Dystopias hold up a mirror to us

As a pessimistic child of science fiction, dystopia can do much more than grumpily tell of poor prospects and is the most exciting development of our human urge to learn more about ourselves.

"If you want a picture of the future, imagine a boot stepping on a face - incessantly." - O'Brien, 1984

Nothing describes a dystopian future better than a boot that keeps kicking you in the face. We could also simply dismiss this equation of future and incessant pain as pessimism. But a dystopia like George Orwell's 1984 goes far deeper than bad mood and fear of the future. Dystopian visions of the future provide breeding ground for sociological, anthropological, philosophical, psychological considerations and so many other scientific disciplines. And what could be more exciting than the question - what's coming? How deep could mankind's journey go downhill? With all of the collective experiences humankind has had so far, can we predict the future? Or does the imagined future tell a lot more about our life and our fears in the here and now? Let me first try to differentiate dystopia from science fiction in general.

What is a dystopia?
Science fiction feeds its popularity from our fascination with the distant and the foreign. We want to see drafts of how aliens live on strange planets, gigantic spaceships float through space and in which direction our society is moving, or which technical and scientific advances can await us. The classic dystopia is part of science fiction and is fed less from our fascination with the unanswerable future but much more from the fear of (all) present catastrophes and a feared decline of our western values.

A dystopia, also called anti-utopia, is always devoted to an alternative or future concept of society, which is the opposite of utopia, i.e. anything but ideal, and which turns today's situation into a negative. Dystopian worlds take many forms. Be it the world dominated by machines (Matrix), population mixed by aliens (you live!), Totalitarian thoughts and forms of government (Code 46), the total dumbing down of mankind (idiocracy) or other terrifying social conditions such as overpopulation (year 2022 - who want to survive) or global infertility (Children of Men). In any case, things go wrong and often a lot of people die. And mostly other people are to blame.

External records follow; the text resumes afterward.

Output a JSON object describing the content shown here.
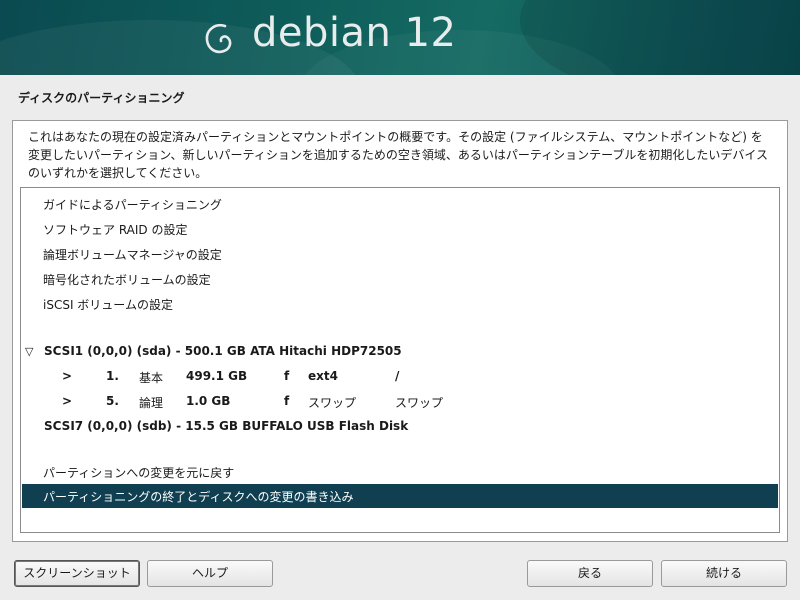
{
  "header": {
    "product_title": "debian 12"
  },
  "page": {
    "title": "ディスクのパーティショニング",
    "description": [
      "これはあなたの現在の設定済みパーティションとマウントポイントの概要です。その設定 (ファイルシステム、マウントポイントなど) を",
      "変更したいパーティション、新しいパーティションを追加するための空き領域、あるいはパーティションテーブルを初期化したいデバイス",
      "のいずれかを選択してください。"
    ]
  },
  "list": {
    "menu_items": [
      "ガイドによるパーティショニング",
      "ソフトウェア RAID の設定",
      "論理ボリュームマネージャの設定",
      "暗号化されたボリュームの設定",
      "iSCSI ボリュームの設定"
    ],
    "disk1": {
      "expander": "▽",
      "label": "SCSI1 (0,0,0) (sda) - 500.1 GB ATA Hitachi HDP72505",
      "partitions": [
        {
          "arrow": ">",
          "number": "1.",
          "type": "基本",
          "size": "499.1 GB",
          "flag": "f",
          "fs": "ext4",
          "mount": "/"
        },
        {
          "arrow": ">",
          "number": "5.",
          "type": "論理",
          "size": "1.0 GB",
          "flag": "f",
          "fs": "スワップ",
          "mount": "スワップ"
        }
      ]
    },
    "disk2": {
      "label": "SCSI7 (0,0,0) (sdb) - 15.5 GB BUFFALO USB Flash Disk"
    },
    "undo_changes": "パーティションへの変更を元に戻す",
    "finish_write": "パーティショニングの終了とディスクへの変更の書き込み"
  },
  "buttons": {
    "screenshot": "スクリーンショット",
    "help": "ヘルプ",
    "back": "戻る",
    "continue": "続ける"
  },
  "colors": {
    "selection": "#0f3f50",
    "banner": "#0e5c5a"
  }
}
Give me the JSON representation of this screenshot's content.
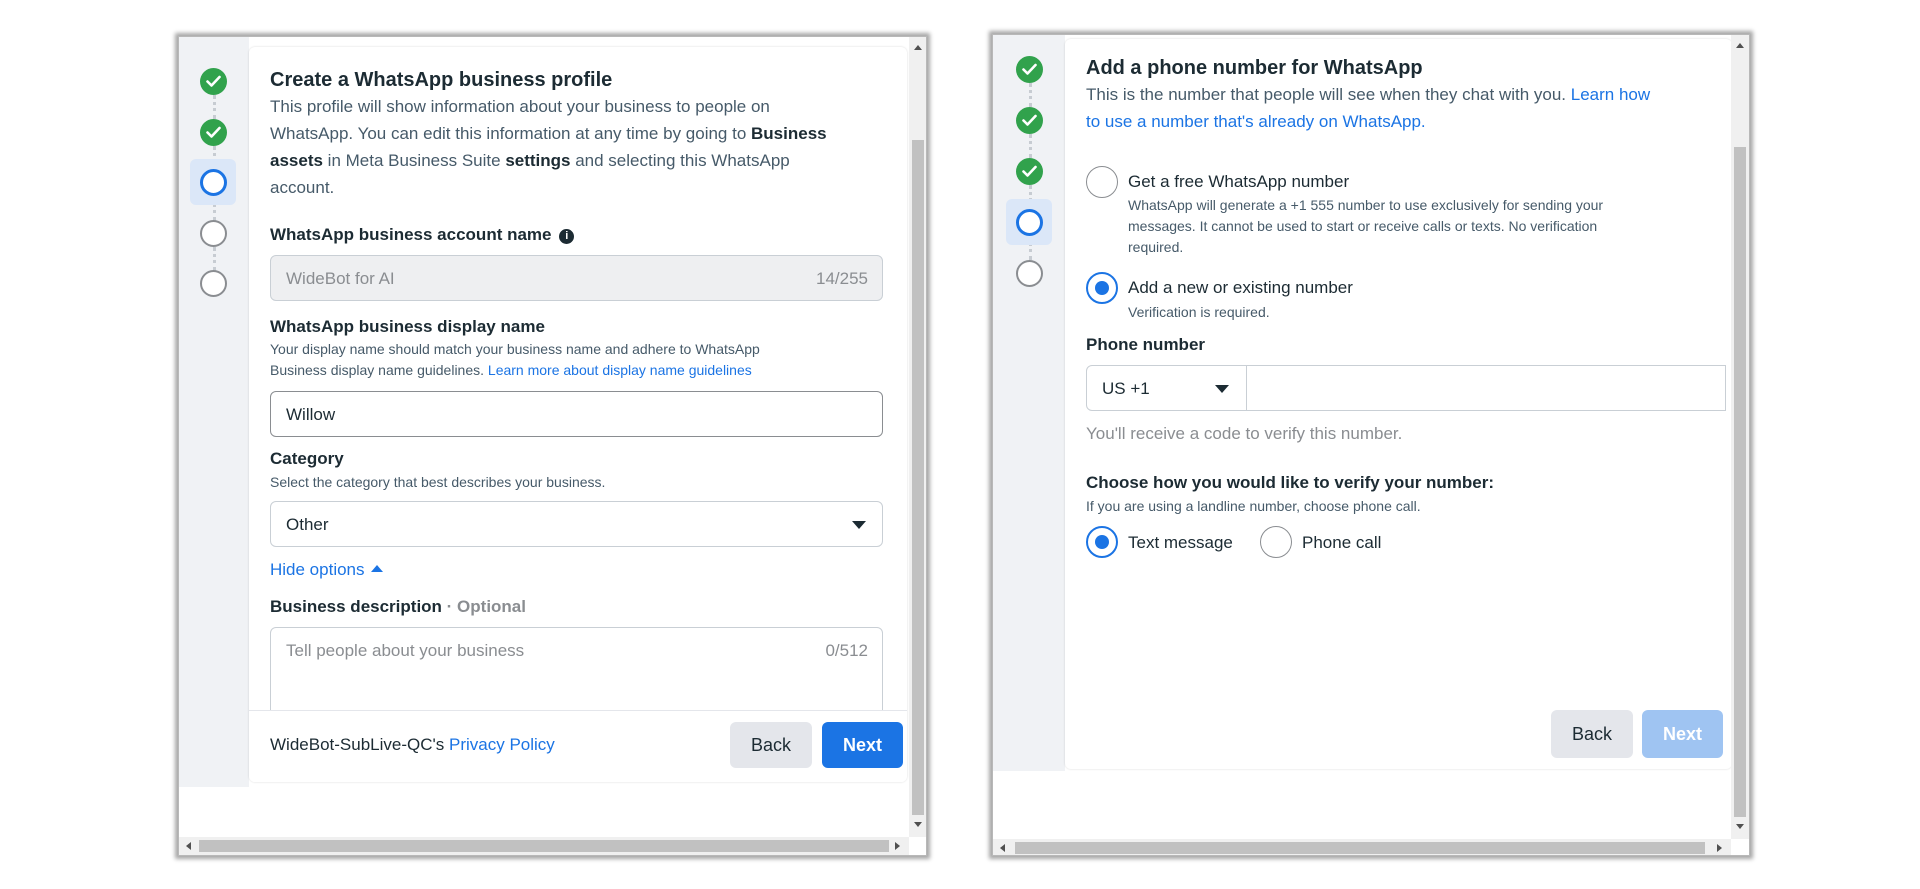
{
  "left_panel": {
    "title": "Create a WhatsApp business profile",
    "intro_line1": "This profile will show information about your business to people on",
    "intro_line2_a": "WhatsApp. You can edit this information at any time by going to ",
    "intro_line2_b": "Business",
    "intro_line3_a": "assets",
    "intro_line3_b": " in Meta Business Suite ",
    "intro_line3_c": "settings",
    "intro_line3_d": " and selecting this WhatsApp",
    "intro_line4": "account.",
    "account_name_label": "WhatsApp business account name",
    "account_name_value": "WideBot for AI",
    "account_name_count": "14/255",
    "display_name_label": "WhatsApp business display name",
    "display_name_help1": "Your display name should match your business name and adhere to WhatsApp",
    "display_name_help2": "Business display name guidelines. ",
    "display_name_link": "Learn more about display name guidelines",
    "display_name_value": "Willow",
    "category_label": "Category",
    "category_help": "Select the category that best describes your business.",
    "category_value": "Other",
    "hide_options": "Hide options",
    "description_label": "Business description",
    "description_optional": " · Optional",
    "description_placeholder": "Tell people about your business",
    "description_count": "0/512",
    "footer_prefix": "WideBot-SubLive-QC's ",
    "footer_link": "Privacy Policy",
    "back_label": "Back",
    "next_label": "Next"
  },
  "right_panel": {
    "title": "Add a phone number for WhatsApp",
    "intro_a": "This is the number that people will see when they chat with you. ",
    "intro_link_1": "Learn how",
    "intro_link_2": "to use a number that's already on WhatsApp.",
    "option1_title": "Get a free WhatsApp number",
    "option1_desc1": "WhatsApp will generate a +1 555 number to use exclusively for sending your",
    "option1_desc2": "messages. It cannot be used to start or receive calls or texts. No verification",
    "option1_desc3": "required.",
    "option2_title": "Add a new or existing number",
    "option2_desc": "Verification is required.",
    "phone_label": "Phone number",
    "country_code": "US +1",
    "phone_help": "You'll receive a code to verify this number.",
    "verify_label": "Choose how you would like to verify your number:",
    "verify_help": "If you are using a landline number, choose phone call.",
    "method_text": "Text message",
    "method_call": "Phone call",
    "back_label": "Back",
    "next_label": "Next"
  },
  "colors": {
    "accent": "#1b74e4",
    "success": "#31a24c",
    "text_primary": "#1c2b33",
    "text_secondary": "#465a69"
  }
}
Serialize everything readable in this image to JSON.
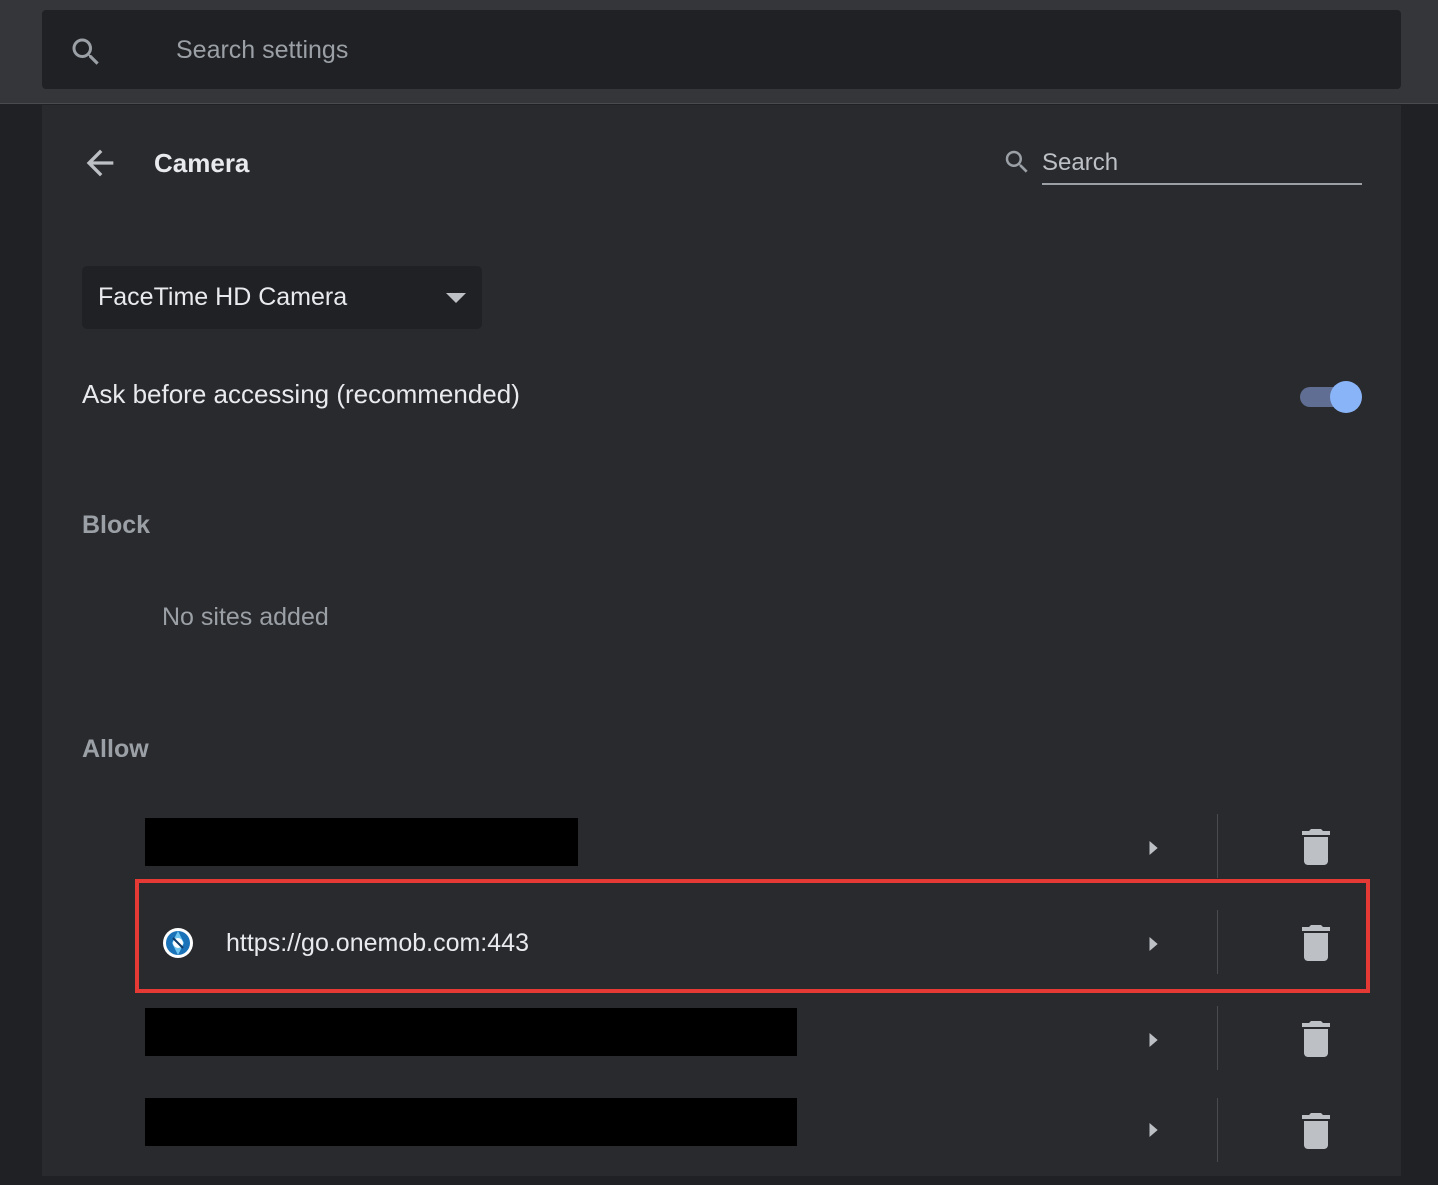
{
  "toolbar": {
    "search_placeholder": "Search settings",
    "search_icon": "search-icon"
  },
  "header": {
    "title": "Camera",
    "back_icon": "arrow-back-icon",
    "search_placeholder": "Search"
  },
  "device": {
    "selected": "FaceTime HD Camera"
  },
  "ask_setting": {
    "label": "Ask before accessing (recommended)",
    "enabled": true
  },
  "block": {
    "header": "Block",
    "empty_text": "No sites added"
  },
  "allow": {
    "header": "Allow",
    "sites": [
      {
        "url": "",
        "redacted": true
      },
      {
        "url": "https://go.onemob.com:443",
        "redacted": false,
        "highlighted": true
      },
      {
        "url": "",
        "redacted": true
      },
      {
        "url": "",
        "redacted": true
      }
    ]
  },
  "colors": {
    "accent": "#8ab4f8",
    "highlight_border": "#e53935",
    "background": "#202124",
    "card": "#292a2d"
  }
}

The vulnerable person in a vulnerable society
The indisputable commonality that the classical, literary (The Time Machine, My, Brave New World, 1984) connects with the modern, cinematic dystopias, the focus is on the human being as a social being, who either lives or has to live as a community of many in a certain order, or rises as a rebellion against totalitarian pulp or the mechanization of himself. In the dystopian world plan, social stability is usually held as the highest ideal, which only the human body can break through with its individuality. And if civilization has already collapsed due to a catastrophe, then the hero is one of the few who does not indulge in his animal instincts, but rather holds up the flag of democratic civilization. The instructive intention of all these dystopian parables on our existence today cannot be overlooked. They reflect the fear of the consequences of progress in what is often moral packaging.